Though it is early in the election cycle, Arizona is already shaping up as a key battleground between all three factions: Former Maricopa County Recorder Adrian Fontes (D), who administered the 2020 elections in the state’s largest county, and state House Minority Leader Reginald Bolding (D) are vying for the Democratic nomination to replace Secretary of State Katie Hobbs (D), who is running for governor.
On the Republican side, the leading contenders are state Sen. Michelle Ugenti-Rita, state Rep. Mark Finchem and state Rep. Shawnna Bolick, three Republicans who reflect the current schism among their party’s elected leaders.
Ugenti-Rita is chair of the Senate Elections Committee and the author of several bills passed this year aimed at reforming election administration in ways critics say will restrict voter access. She voted to fund an audit of Maricopa County’s election results after Biden became the first Democrat to carry the state since former President Clinton, but in recent weeks she has turned against what she called a “botched” process.
Finchem has no such qualms. Attired in a trademark cowboy hat, he has appeared on far-right networks and podcasts associated with the QAnon conspiracy theory to claim the audit would flip Arizona’s electoral votes back to Trump.
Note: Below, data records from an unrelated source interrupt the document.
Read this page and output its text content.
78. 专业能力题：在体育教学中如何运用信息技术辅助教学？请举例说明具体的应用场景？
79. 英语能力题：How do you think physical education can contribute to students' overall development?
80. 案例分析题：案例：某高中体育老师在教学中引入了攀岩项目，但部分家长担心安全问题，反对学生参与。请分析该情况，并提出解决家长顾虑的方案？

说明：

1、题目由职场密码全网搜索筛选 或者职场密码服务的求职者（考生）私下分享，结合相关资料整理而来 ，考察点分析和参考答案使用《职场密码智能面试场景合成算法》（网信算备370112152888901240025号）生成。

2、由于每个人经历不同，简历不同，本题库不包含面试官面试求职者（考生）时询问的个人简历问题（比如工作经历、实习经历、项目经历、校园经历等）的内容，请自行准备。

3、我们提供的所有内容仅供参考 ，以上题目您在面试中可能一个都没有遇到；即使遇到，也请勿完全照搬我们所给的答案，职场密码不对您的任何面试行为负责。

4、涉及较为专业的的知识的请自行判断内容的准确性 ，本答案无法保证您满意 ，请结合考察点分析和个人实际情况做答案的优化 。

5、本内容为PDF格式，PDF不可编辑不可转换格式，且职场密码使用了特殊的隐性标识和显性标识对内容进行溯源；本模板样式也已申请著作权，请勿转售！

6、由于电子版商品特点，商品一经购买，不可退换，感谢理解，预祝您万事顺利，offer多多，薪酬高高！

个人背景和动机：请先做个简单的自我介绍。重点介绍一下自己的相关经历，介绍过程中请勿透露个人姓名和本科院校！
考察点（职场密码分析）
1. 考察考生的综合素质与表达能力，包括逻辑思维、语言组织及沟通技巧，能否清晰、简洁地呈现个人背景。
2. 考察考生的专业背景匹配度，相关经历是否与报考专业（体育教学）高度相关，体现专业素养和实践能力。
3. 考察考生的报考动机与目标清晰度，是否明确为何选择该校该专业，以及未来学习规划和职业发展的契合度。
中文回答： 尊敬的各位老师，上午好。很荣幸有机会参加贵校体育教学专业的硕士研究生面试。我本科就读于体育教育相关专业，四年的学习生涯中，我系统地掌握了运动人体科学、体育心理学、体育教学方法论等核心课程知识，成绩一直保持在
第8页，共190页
Footage shows Finchem attended the riot at the Capitol on Jan. 6, though there is no evidence he entered the building.
Bolick went one step farther than Finchem: She introduced legislation last year that would have permitted the state legislature to reject a secretary of state’s certification of presidential electors in a simple majority vote, effectively nullifying the legitimate results of a presidential election.
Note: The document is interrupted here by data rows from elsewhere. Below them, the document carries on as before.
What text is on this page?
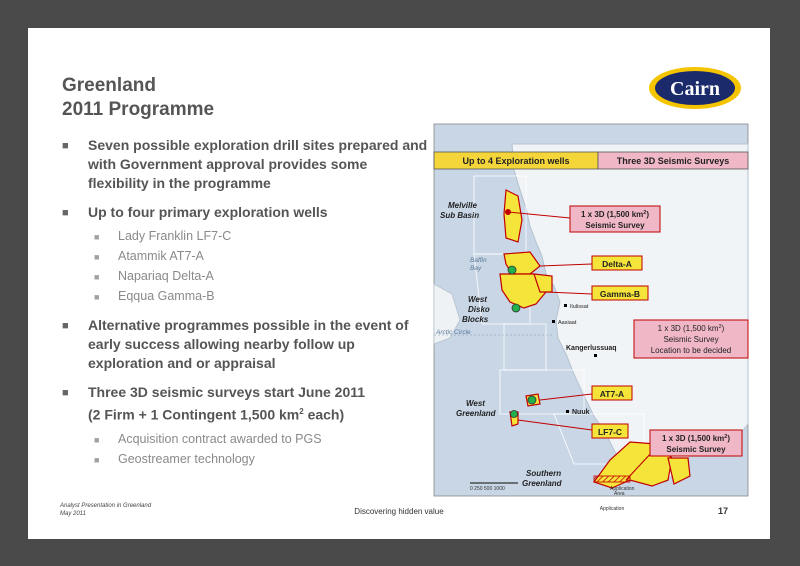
Greenland
2011 Programme
Cairn
■ Seven possible exploration drill sites prepared and with Government approval provides some flexibility in the programme
■ Up to four primary exploration wells
■ Lady Franklin LF7-C
■ Atammik AT7-A
■ Napariaq Delta-A
■ Eqqua Gamma-B
■ Alternative programmes possible in the event of early success allowing nearby follow up exploration and or appraisal
■ Three 3D seismic surveys start June 2011
(2 Firm + 1 Contingent 1,500 $km^2$ each)
■ Acquisition contract awarded to PGS
■ Geostreamer technology
Up to 4 Exploration wells	Three 3D Seismic Surveys
Melville
Sub Basin
West
Disko
Blocks
West
Greenland
Southern
Greenland
Baffin
Bay
Arctic Circle
Ilulissat
Aasiaat
Kangerlussuaq
Nuuk
Application
Application
Area
0 250 500 1000
Delta-A
Gamma-B
AT7-A
LF7-C
1 x 3D (1,500 $km^2$)
Seismic Survey
1 x 3D (1,500 $km^2$)
Seismic Survey
Location to be decided
1 x 3D (1,500 $km^2$)
Seismic Survey
Analyst Presentation in Greenland
May 2011	Discovering hidden value	17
At a recent Phoenix rally that Trump attended, hosted by the conservative student group Turning Point USA, which has recently become a hive of anti-vaccination propaganda, Ugenti-Rita was booed off stage.
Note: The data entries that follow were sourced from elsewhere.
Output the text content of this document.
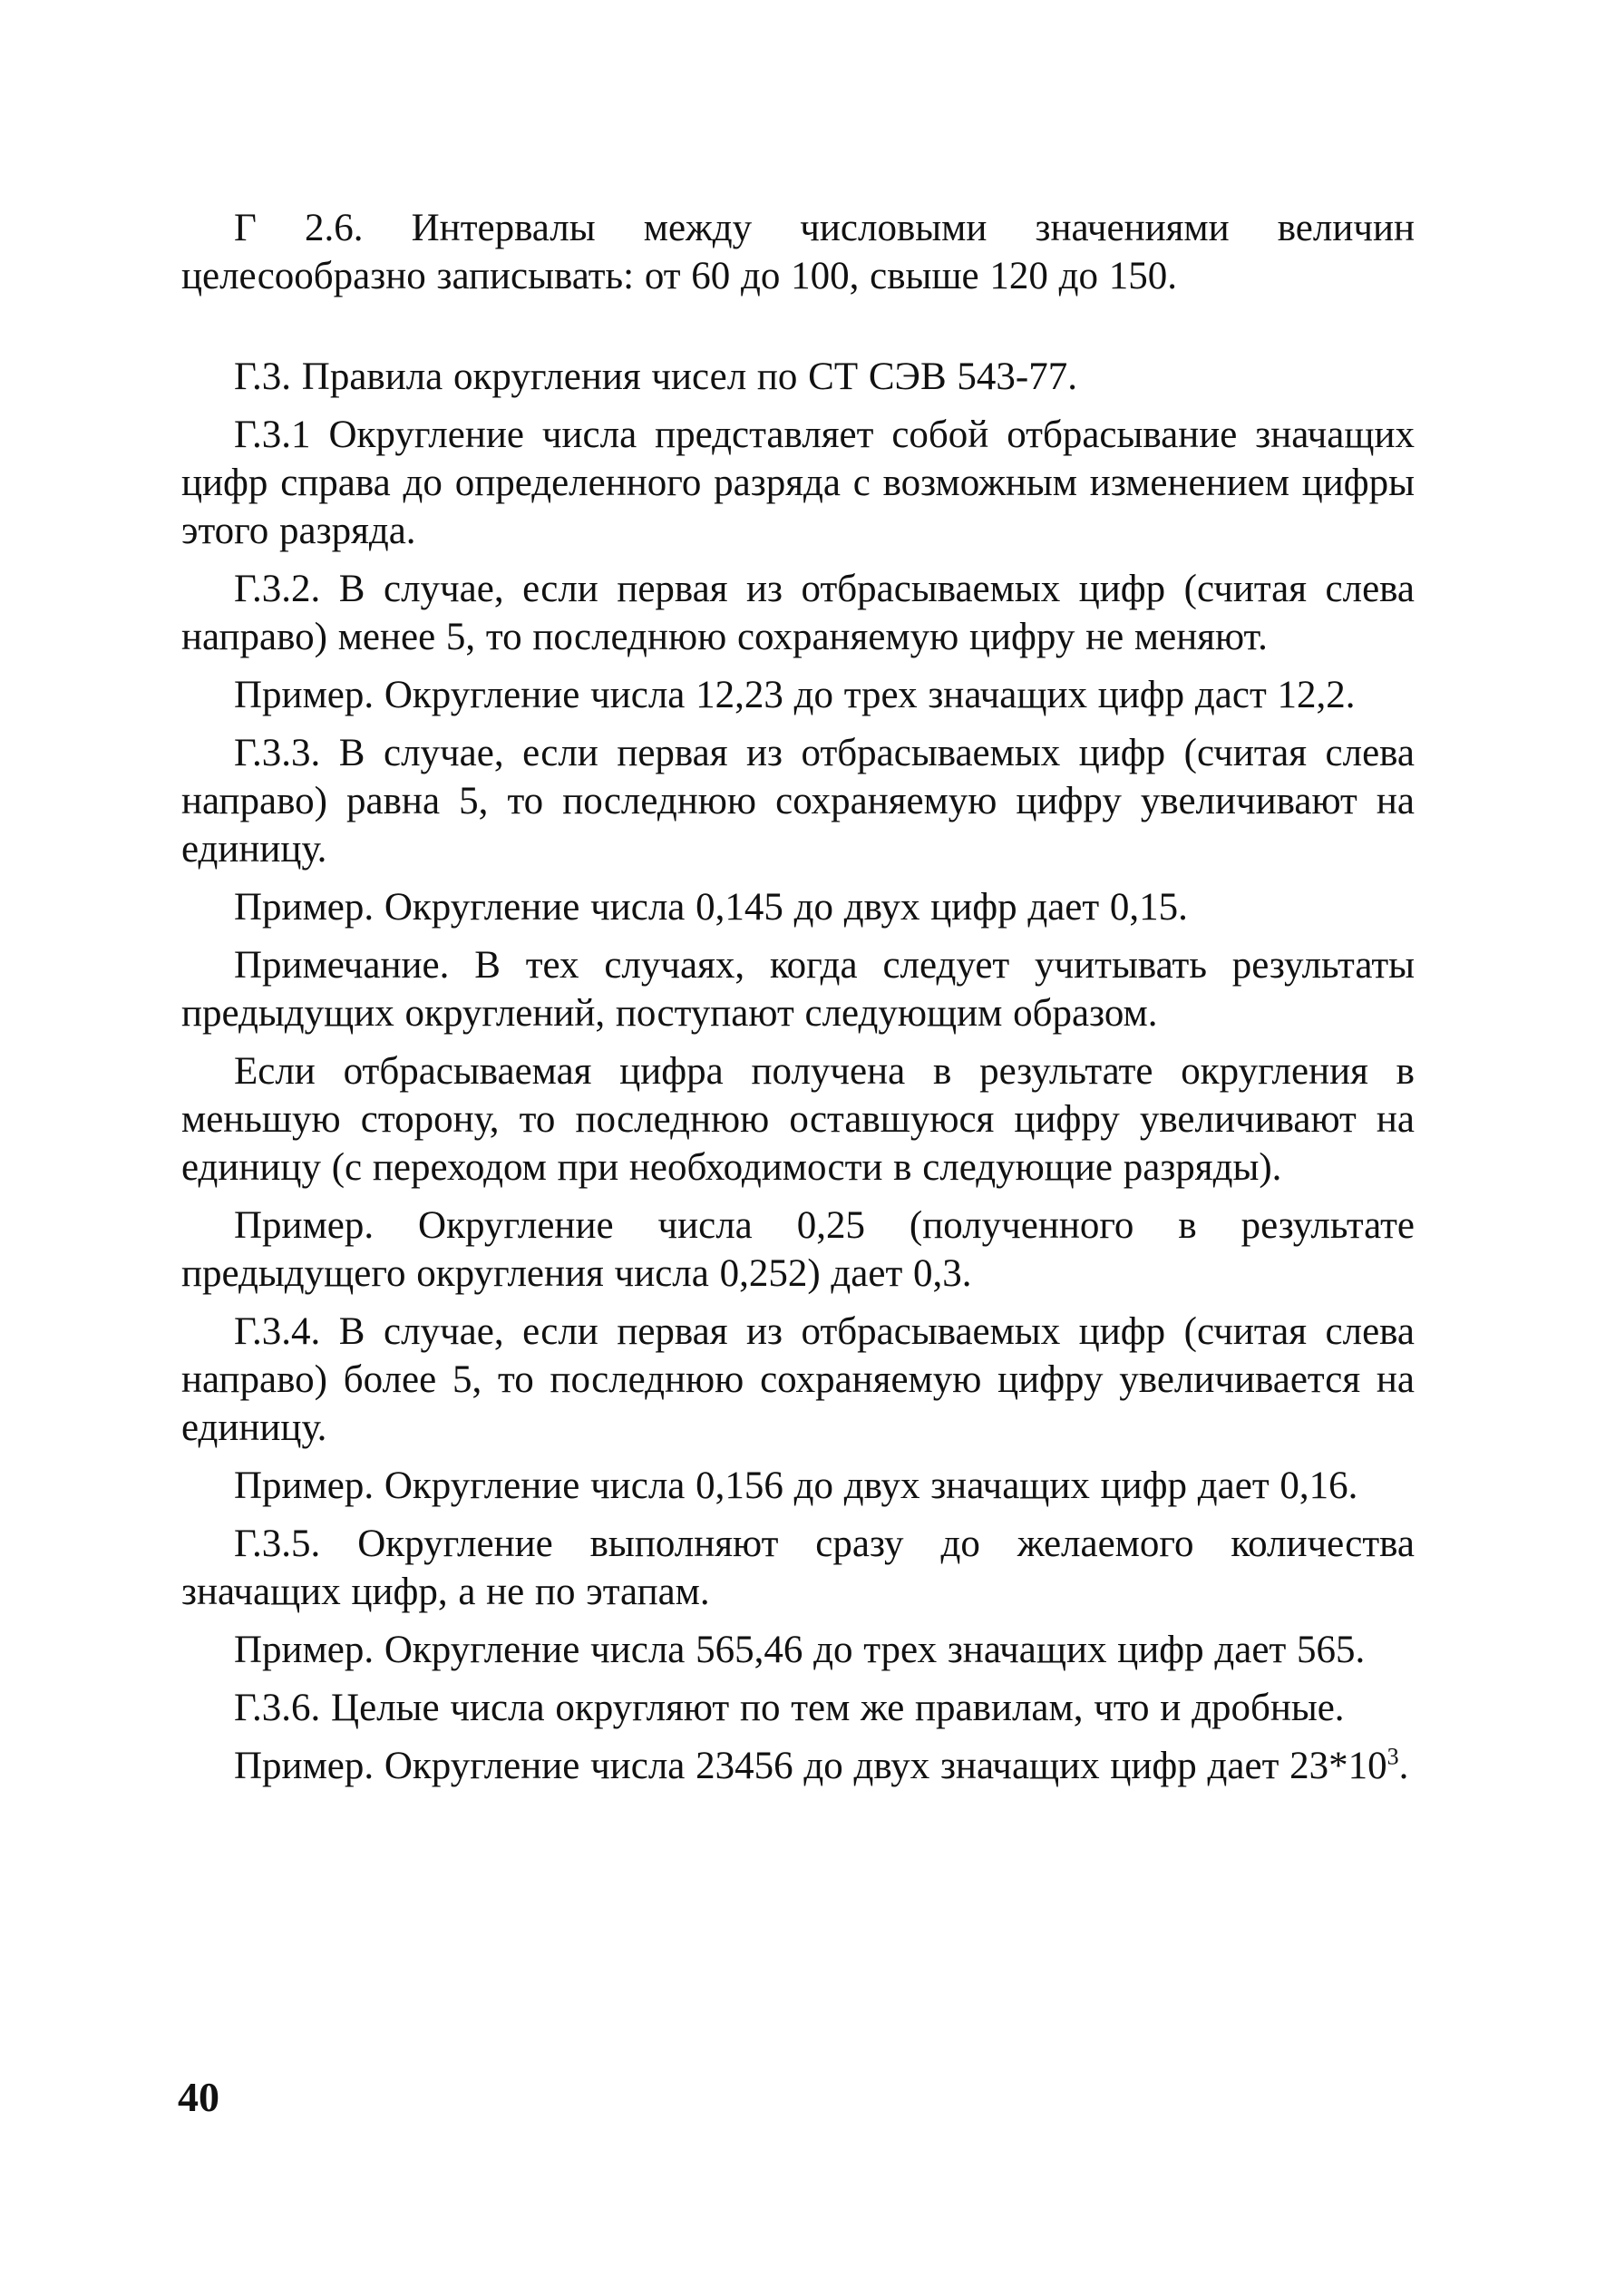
Г 2.6. Интервалы между числовыми значениями величин целесообразно записывать: от 60 до 100, свыше 120 до 150.

Г.3. Правила округления чисел по СТ СЭВ 543-77.

Г.3.1 Округление числа представляет собой отбрасывание значащих цифр справа до определенного разряда с возможным изменением цифры этого разряда.

Г.3.2. В случае, если первая из отбрасываемых цифр (считая слева направо) менее 5, то последнюю сохраняемую цифру не меняют.

Пример. Округление числа 12,23 до трех значащих цифр даст 12,2.

Г.3.3. В случае, если первая из отбрасываемых цифр (считая слева направо) равна 5, то последнюю сохраняемую цифру увеличивают на единицу.

Пример. Округление числа 0,145 до двух цифр дает 0,15.

Примечание. В тех случаях, когда следует учитывать результаты предыдущих округлений, поступают следующим образом.

Если отбрасываемая цифра получена в результате округления в меньшую сторону, то последнюю оставшуюся цифру увеличивают на единицу (с переходом при необходимости в следующие разряды).

Пример. Округление числа 0,25 (полученного в результате предыдущего округления числа 0,252) дает 0,3.

Г.3.4. В случае, если первая из отбрасываемых цифр (считая слева направо) более 5, то последнюю сохраняемую цифру увеличивается на единицу.

Пример. Округление числа 0,156 до двух значащих цифр дает 0,16.

Г.3.5. Округление выполняют сразу до желаемого количества значащих цифр, а не по этапам.

Пример. Округление числа 565,46 до трех значащих цифр дает 565.

Г.3.6. Целые числа округляют по тем же правилам, что и дробные.

Пример. Округление числа 23456 до двух значащих цифр дает $23*10^3$.

40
In an interview last week, Ugenti-Rita, who has made election reform her area of expertise during a decade in the legislature, said voters are more interested now in electoral rules than they had been in the past.
“I get a lot more from the press than I have previously, but the same group of people that were interested in it years ago are still interested in it today,” she said. “It’s definitely percolating as a more mainstream issue” after the 2020 elections, when Democrats pushed administrative changes to election rules in the midst of the pandemic.
“They kind of needed a vessel, and they used COVID as a vessel to weaken our election system,” Ugenti-Rita said.
Twenty-six states will elect secretaries of state in next year’s elections, including many that will be at the heart of the race for the White House in 2024. Republicans are defending 14 states they currently control, including Nevada, Iowa, Ohio and Georgia. Democrats are running to save seats in 12 states, including Arizona, Colorado, New Mexico, Minnesota, Wisconsin and Michigan.
Those who win office will have the immediate power to oversee elections, business registrations and in some states agencies like the Department of Motor Vehicles. They will also have a critical stepping stone to higher office: Georgia Gov. Brian Kemp (R), Oregon Gov. Kate Brown (D), Sens. Alex Padilla (D-Calif.), Roy Blunt (R-Mo.), Sherrod Brown (D-Ohio) and Joe Manchin (D-W.Va.) and Reps. Tom Cole (R-Okla.), Chris Jacobs (R-N.Y.), Jim Langevin (D-R.I.), Roger Williams (R-Texas) and Henry Cuellar (D-Texas) all served as secretaries of state before winning their current posts.
Races that have in the past attracted little outside attention are now likely to be the targets of millions in outside spending. The Republican State Leadership Committee, the umbrella organization overseeing the Secretaries of State Committee, has raised $6.5 million so far this cycle. Their Democratic counterparts have raised $2 million and are budgeting for $15 million for the entire cycle.
“We can win a lot of these seats,” Griswold said. “The urgency is at an all-time high.”